Los Angeles Clippers at Phoenix Suns
US Airways Center
6:00 p.m. PST
March 4, 2014
FOX Prime Ticket
1. True or false: The Phoenix Suns will miss the playoffs.
Andrew Lynch, Hardwood Paroxysm, (@AndrewLynch): False. It’s going to be close – the Suns have a tough stretch over the next four games, including two bouts with the Clippers. But the Hollinger Playoff Odds have Phoenix making the postseason 56 percent of the time, and that feels right. The return of Eric Bledsoe would help, and he was back at practice this weekend, yet the Suns should be in no rush to bring him back to make a run at the eighth seed if it means risking his future. One day at a time is the mantra on that front.
Luke Laubhan, (@LukeLaubhan): Currently, Golden State is the No. 6 seed (24 losses), Dallas is the No. 7 seed (25), Phoenix is the No. 8 seed (24), and Memphis is ninth in the standings (25). The Mavericks are too grizzled and well-coached to fall out, and the Warriors are too desperate. Phoenix has a slightly easier remaining schedule than Memphis (fewer back-to-backs, no Miami or Indiana), and the Grizzlies just feel askew this year. I say Phoenix makes it.
Fred Katz, (@FredKatz): True. As fun as the Suns are to watch, Memphis is poised to make a stretch run, even with its schedule, which is slightly tougher than Phoenix’s. The Grizzlies have undercover returned to last year’s form since Marc Gasol returned from his injury, and if the Suns don’t get Eric Bledsoe back for the rest of the year, they may not be able to hold onto the No. 8 seed.
2. True or false: Jeff Hornacek is the deserving NBA Coach of the Year.
Lynch: True, though I’m more comfortable changing the article. Jeff Horancek is a deserving NBA Coach of the Year; there are several, including the usual suspects of Frank Vogel, Erik Spoelstra, Tom Thibodeau and Gregg Popovich. As much as the award tends to go to teams that significantly overachieve, Hornacek would be a logical choice. It’s really about the first question. If Phoenix makes the playoffs, Hornacek wins Coach of the Year. If they don’t, it becomes an open competition that he probably loses.
Laubhan: First off, all due respect to Alvin Gentry. Phoenix is on pace for 48 wins, 23 more than it registered last season, its most since Steve Nash was Steve Nash. And who exactly plays for this iteration of the Suns? Goran Dragic, 24 games of Eric Bledsoe, and who? Two Morris guys? A Plumlee? 48 wins in the West? That’s like 60 wins in the East. Give the man that odd little trophy.
Katz: False, but it’s close. There’s an under-the-radar storyline happening this season: pretty much all first-time coaches are somewhere between competent and excellent. Steve Clifford, Brad Stevens, Mike Malone, Brett Brown, Mike Budenholzer and Hornacek have all shown that they’re legitimate NBA coaches. But if the Suns miss the playoffs, it’ll be tough for Hornacek to pull off a Coach of the Year win.
3. Was the result of the first Clippers-Suns game (a 107-88 Phoenix win) telling of a matchup problem for LA?

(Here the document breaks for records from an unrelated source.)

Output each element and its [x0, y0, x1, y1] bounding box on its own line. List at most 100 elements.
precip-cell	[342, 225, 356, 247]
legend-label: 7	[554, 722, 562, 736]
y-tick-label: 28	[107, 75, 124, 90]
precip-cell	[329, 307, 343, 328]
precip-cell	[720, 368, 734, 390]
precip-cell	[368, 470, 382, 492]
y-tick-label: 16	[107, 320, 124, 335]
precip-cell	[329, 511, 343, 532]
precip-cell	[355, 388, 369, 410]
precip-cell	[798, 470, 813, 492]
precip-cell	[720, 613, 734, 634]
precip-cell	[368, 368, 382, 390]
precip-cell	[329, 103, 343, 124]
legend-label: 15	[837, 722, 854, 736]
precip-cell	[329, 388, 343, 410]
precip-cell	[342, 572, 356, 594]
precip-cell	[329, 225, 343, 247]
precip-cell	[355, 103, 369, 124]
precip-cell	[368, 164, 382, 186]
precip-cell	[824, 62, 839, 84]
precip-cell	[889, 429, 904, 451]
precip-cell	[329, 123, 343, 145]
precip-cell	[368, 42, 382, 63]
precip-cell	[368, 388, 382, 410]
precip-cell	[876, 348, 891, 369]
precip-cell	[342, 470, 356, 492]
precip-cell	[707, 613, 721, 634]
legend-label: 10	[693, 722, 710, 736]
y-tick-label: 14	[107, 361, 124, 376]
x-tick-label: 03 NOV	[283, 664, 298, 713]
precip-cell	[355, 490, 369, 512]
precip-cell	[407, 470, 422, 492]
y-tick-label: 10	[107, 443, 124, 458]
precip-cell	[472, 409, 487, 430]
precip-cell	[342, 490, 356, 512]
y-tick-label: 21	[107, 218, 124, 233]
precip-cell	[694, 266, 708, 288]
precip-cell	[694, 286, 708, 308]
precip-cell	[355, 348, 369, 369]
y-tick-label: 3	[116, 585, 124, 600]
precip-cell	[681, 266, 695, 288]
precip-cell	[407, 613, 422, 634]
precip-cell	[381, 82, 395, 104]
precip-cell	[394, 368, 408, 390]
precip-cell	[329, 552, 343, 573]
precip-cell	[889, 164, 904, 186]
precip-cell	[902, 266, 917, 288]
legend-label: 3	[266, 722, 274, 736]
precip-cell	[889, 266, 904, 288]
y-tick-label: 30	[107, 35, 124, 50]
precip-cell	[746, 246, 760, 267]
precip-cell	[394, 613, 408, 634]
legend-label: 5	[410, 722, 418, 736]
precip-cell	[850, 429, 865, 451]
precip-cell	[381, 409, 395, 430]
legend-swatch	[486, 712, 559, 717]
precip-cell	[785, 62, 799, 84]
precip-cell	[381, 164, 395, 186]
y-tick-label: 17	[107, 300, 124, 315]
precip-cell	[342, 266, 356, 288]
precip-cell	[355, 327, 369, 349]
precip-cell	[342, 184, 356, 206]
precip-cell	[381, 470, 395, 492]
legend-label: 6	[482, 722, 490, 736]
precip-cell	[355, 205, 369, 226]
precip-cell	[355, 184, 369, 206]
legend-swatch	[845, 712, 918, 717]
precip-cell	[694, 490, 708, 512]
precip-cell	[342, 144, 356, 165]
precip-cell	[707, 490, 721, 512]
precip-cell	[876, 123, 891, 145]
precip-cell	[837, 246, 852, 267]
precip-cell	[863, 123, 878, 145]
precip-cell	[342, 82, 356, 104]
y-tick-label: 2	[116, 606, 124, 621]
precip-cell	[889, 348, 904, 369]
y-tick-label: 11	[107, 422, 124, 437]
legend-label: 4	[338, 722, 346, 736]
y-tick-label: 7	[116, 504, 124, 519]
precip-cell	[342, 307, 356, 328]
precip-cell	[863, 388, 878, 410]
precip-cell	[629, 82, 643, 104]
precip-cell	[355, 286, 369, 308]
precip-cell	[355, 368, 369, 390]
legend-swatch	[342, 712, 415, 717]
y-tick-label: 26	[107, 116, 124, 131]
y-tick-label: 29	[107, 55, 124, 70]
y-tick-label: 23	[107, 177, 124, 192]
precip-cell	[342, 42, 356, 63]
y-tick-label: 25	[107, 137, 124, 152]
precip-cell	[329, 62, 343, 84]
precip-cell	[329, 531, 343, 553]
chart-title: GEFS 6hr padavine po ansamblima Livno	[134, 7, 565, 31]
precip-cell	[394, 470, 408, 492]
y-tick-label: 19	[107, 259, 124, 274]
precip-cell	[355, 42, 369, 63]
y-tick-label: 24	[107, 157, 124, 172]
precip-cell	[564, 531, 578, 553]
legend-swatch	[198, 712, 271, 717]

Lynch: Not any one particular matchup problem, but instead a trend that’s afflicted the Clippers all season. Teams that can get the perimeter defenders rotating and in turn penetrate to the rim create chaos that negatively impacts Los Angeles’ defense. The absence of J.J. Redick exacerbates the issue. And Phoenix prides itself on its ball movement and ability to space the floor with shooters to create driving lanes. The Clippers can slow the Suns, but it will require a top-notch effort from everyone on the floor.
Laubhan: No. That first game came on the heels of a rough road back-to-back against Golden State and Portland (two losses by a combined 6 points) and a sluggish game versus the Jazz which the Clippers only won due to Blake Griffin’s 40 points. L.A. was in a lull then, and Phoenix was riding high, 10-2 after a 9-9 start. Now the Clippers are 7-2 in their last 9 games, and they won’t take the Suns lightly.
Katz: Yes. Teams who make impressively quick decisions on the perimeter are the ones who hurt the Clippers most. That’s why LA has struggled against the likes of San Antonio this season. Quick ball movement means the Clippers’ slower (and not always perfect) perimeter players have to rotate perfectly so that they can contest shots. But that doesn’t always happen, and when Channing Frye and the rest of the Suns get open looks from long range, they tend to knock them down.